Mentre gli spill-over della crisi americana del 2008 erano stati superati, la gran parte dei debiti contratti per superarli era rimasti ancora da pagare: la nuova crisi sanitaria del 2020 ha fatto da detonatore. Ecco da dove nasce la crisi potenzialmente sistemica che viene affrontata in questi mesi dalle autorità cinesi, a livello sia politico che di sorveglianza finanziaria: gli speculatori che si sono arricchiti non riescono a far fronte ai propri impegni, il valore di carico degli asset immobiliari che avevano dato come garanzia agli investitori che avevano comprato i loro bond è troppo alto per il mercato.
Non riescono dunque a vendere e ad incassare per onorare gli impegni: questo è il pericolo di default sistemico che si intravede.
Le autorità politiche di Pechino e la sorveglianza finanziaria non hanno nessuna intenzione di dare un colpo di spugna, con un intervento di salvataggio pubblico: farebbero un regalo agli speculatori, che sarebbe socialmente indigeribile.
È in corso un regolamento di conti interno, una sorta di processo politico, che taglia le unghie ai tanti, forse troppi, che si sono arricchiti in questa maniera. Non solo, ma diversamente dagli Usa e dall’Europa, in Cina non c’è stata l'immane immissione di liquidità che ha fatto salire enormemente i valori azionari delle imprese, nonostante la profonda recessione: c’era già troppo debito in giro, e la nuova liquidità avrebbe fatto da acceleratore, se non da detonatore, di una crisi finanziaria davvero devastante.
Le quotazioni del sistema finanziario ed industriale cinese non sono gonfiate come quelle americane e gran parte di quelle europee: tendono anzi al ribasso, a mano a mano che la crisi di assestamento si prolunga.
È dunque Pechino che ora ha in mano la tenuta del sistema finanziario globale: se lascia fallire un operatore finanziario sistemico, come Evergrande, sa di scatenare delle reazioni incontrollabili soprattutto in Occidente, ed in particolare a Wall Street: crollerebbe innanzitutto il valore delle centinaia di imprese cinesi che sono quotate anche negli Usa, e questa caduta si porterebbe appresso il resto del listino.

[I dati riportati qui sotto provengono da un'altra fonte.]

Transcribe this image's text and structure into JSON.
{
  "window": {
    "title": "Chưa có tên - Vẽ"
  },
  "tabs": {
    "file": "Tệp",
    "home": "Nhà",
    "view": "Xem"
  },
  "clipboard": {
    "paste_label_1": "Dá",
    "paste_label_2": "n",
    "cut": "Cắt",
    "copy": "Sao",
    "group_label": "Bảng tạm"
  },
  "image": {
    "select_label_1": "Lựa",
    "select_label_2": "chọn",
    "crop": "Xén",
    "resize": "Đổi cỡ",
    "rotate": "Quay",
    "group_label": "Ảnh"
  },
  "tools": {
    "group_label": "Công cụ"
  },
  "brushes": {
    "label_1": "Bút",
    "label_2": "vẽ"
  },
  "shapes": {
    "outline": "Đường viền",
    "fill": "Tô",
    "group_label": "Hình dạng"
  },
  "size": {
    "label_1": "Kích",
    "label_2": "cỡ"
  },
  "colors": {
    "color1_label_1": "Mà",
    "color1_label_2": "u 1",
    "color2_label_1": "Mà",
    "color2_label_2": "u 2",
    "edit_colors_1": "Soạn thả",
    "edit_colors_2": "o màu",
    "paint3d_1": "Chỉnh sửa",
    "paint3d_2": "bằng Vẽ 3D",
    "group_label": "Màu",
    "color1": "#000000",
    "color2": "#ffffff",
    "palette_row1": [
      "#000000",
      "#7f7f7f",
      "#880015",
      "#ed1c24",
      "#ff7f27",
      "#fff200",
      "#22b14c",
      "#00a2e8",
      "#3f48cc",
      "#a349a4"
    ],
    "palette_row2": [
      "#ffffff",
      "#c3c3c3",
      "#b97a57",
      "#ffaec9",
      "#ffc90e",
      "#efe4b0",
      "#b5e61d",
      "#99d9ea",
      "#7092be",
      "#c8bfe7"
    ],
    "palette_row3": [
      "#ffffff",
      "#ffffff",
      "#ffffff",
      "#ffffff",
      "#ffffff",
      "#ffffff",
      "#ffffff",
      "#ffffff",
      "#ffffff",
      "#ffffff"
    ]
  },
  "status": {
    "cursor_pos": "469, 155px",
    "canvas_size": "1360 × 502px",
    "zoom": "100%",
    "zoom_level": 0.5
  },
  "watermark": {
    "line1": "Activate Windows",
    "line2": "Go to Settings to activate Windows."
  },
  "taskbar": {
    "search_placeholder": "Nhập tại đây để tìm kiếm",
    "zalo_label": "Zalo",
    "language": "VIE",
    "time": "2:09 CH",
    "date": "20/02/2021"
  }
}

Sono tanti gli investitori globali, americani in primo luogo, che hanno in portafoglio titoli di emittenti cinesi: hanno un portafoglio a rischio di write-down e sono assai avari di notizie al riguardo, nessuno sa con esattezza su chi e che cosa abbiano puntato.
Questa opacità, questa riservatezza che finora ha protetto affari assai lucrosi in Cina, rischia ora di trasformarsi in un boomerang: se i Fondi di investimento dichiarano le singole esposizioni in Cina devono immediatamente dichiarare le eventuali perdite; ma se non le dichiarano è peggio, perché alimenterebbero i peggiori sospetti, anche se ingiustificati.
Visto che i valori azionari negli Usa ed in Europa sono arrivati molto in alto, il rischio di una forte correzione può venire dalla Cina.
Pechino ha in mano una intera scatola di fiammiferi, e sa di avere il potere di controllare all’interno della Cina gran parte delle conseguenze che sarebbero provocate dalle sue decisioni.
Rischi di spill-over sistemici, mentre Fed e Treasury hanno poche munizioni.